Teruji, Ini Lima Tumbuhan Untuk Kontrasepsi Tradisional

0
4587
tumbuhan untuk kontrasepsi tradisional - ramuan kontrasepsi
Ilustrasi - Freepik

SEBAGIAN dari kamu mungkin ada yang ingin menunda kehamilan untuk beberapa alasan tertentu. Beruntungnya, kini telah banyak piliha alat kontrasepsi yang mudah didapatkan, baik di minimarket, apotek, hingga rumah sakit. Nah, hal yang akan dibahas kali ini adalah tentang beberapa tumbuhan yang ternyata berguna sebagai alat kontrasepsi alami.

Pare

Pare ternyata mengandung senyawa golongan flavonoid yang dapat menghambat enzim aromatase (enzim yang berfungsi mengkatalisis konversi androgen menjadi estrogen). Hal tersebut menghasilkan peningkatan konsentrasi testosteron yang berefek pada penghambatan spermatogenesis. Ekstrak pare (khususnya biji) juga mengandung senyawa sitotoksik seperti saponin, momordikosida triterper, dan cucurbitacin yang dapat menurunkan jumlah dan kualitas sel sperma.

Biji Kapas (Mian Hua Zi)

Berbagai penelitian menemukan bahwa minyak dari biji kapas dapat digunakan sebagai alat kontrasepsi. Hal tersebut didasarkan pada penemuan di Tiongkok, bahwa minyak dari biji kapas mengandung zat aktif gosipol yang dapat menyebabkan degenerasi sel yang memproduksi sperma, sehingga pria yang mengkonsumsi akan mengalami ketidaksuburan.
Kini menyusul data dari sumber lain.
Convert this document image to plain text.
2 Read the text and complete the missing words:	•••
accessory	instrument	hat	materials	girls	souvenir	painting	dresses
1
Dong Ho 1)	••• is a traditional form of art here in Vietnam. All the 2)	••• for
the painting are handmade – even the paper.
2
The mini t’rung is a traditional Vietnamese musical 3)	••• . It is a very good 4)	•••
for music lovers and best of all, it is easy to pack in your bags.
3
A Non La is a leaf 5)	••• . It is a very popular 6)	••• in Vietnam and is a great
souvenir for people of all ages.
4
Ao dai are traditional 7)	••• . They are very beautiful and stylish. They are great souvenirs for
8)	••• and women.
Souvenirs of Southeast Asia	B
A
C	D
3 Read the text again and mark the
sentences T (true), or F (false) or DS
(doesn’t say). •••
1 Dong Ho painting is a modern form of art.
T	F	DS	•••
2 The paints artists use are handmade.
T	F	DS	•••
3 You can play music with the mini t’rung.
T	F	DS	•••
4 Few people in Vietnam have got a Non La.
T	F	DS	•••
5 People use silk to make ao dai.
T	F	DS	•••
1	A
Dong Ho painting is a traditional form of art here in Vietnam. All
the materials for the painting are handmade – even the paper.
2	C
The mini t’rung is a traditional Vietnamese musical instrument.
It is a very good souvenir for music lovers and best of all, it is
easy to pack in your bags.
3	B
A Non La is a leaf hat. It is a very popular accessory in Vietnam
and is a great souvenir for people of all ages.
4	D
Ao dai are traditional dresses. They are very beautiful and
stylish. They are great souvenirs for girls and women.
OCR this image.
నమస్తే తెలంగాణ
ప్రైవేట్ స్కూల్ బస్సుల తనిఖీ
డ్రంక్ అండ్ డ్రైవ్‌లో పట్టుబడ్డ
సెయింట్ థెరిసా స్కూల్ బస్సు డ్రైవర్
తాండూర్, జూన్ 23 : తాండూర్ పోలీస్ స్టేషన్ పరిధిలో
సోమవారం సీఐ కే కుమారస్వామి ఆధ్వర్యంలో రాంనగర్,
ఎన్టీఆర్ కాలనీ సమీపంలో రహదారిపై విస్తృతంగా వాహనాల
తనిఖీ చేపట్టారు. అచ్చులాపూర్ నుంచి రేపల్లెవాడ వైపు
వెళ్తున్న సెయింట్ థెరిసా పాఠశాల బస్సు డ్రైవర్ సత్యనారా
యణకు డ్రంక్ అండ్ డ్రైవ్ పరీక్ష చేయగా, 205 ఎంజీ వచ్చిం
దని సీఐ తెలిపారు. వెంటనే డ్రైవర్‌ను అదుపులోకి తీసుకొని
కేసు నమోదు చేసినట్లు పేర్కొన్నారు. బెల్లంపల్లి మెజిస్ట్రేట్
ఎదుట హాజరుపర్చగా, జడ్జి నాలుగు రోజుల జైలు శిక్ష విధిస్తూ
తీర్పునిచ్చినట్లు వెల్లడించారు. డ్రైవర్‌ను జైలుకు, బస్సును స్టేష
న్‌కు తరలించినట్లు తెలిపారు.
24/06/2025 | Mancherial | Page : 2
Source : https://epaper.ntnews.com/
Tidak hanya itu, biji kapas yang memiliki rasa pedas dan bersifat panas ini juga dapat digunakan sebagai tonik untuk hati dan ginjal, menghentikan pendarahan, menguatkan tulang punggung dan lutut, Pereda demam, pelembut kulit dan antiradang. Selain itu tanaman ini juga mempunyai efek antibakteri dan antivirus.

Kemuning

Ekstrak kemuning mengandung indol alkaloid yang bersifat toksis sehingga dapat menurunkan kemampuan gerak (motilitas), kemampuan hidup (viabilitas), integritas sperma, dan berujung penurunan kualitas sperma.

Gandarusa

Gandarusa diyakini mampu mempengaruhi produksi enzim hyaluronidase yang berfungsi melunakkan dinding pada sel telur sehingga sperma dapat menembus sel telur wanita untuk proses pembuahan. Sebelumnya telah dilakukan penelitian pada spermatozoa mencit untuk mengetahui efek gandarusa terhadap penurunan aktivitas hyaluronidase. Akibat pemberian ekstrak gandarusa, maka sperma tidak mampu menembus sel telur, sehingga berimbas kepada penurunan aktivitas hyaluronidase.

Biji Pepaya

Beberapa penelitian juga telah dilakukan pada biji papaya untuk mengetahui manfaatnya sebagai alat kontrasepsi. Penelitian dilakukan dengan menyuntikkan ekstrak biji papaya kepada tikus dan membuktikan dapat menurunkan spermatogenesis (sel sperma yang matang dalam spesies jantan atau proses pembentukan mani.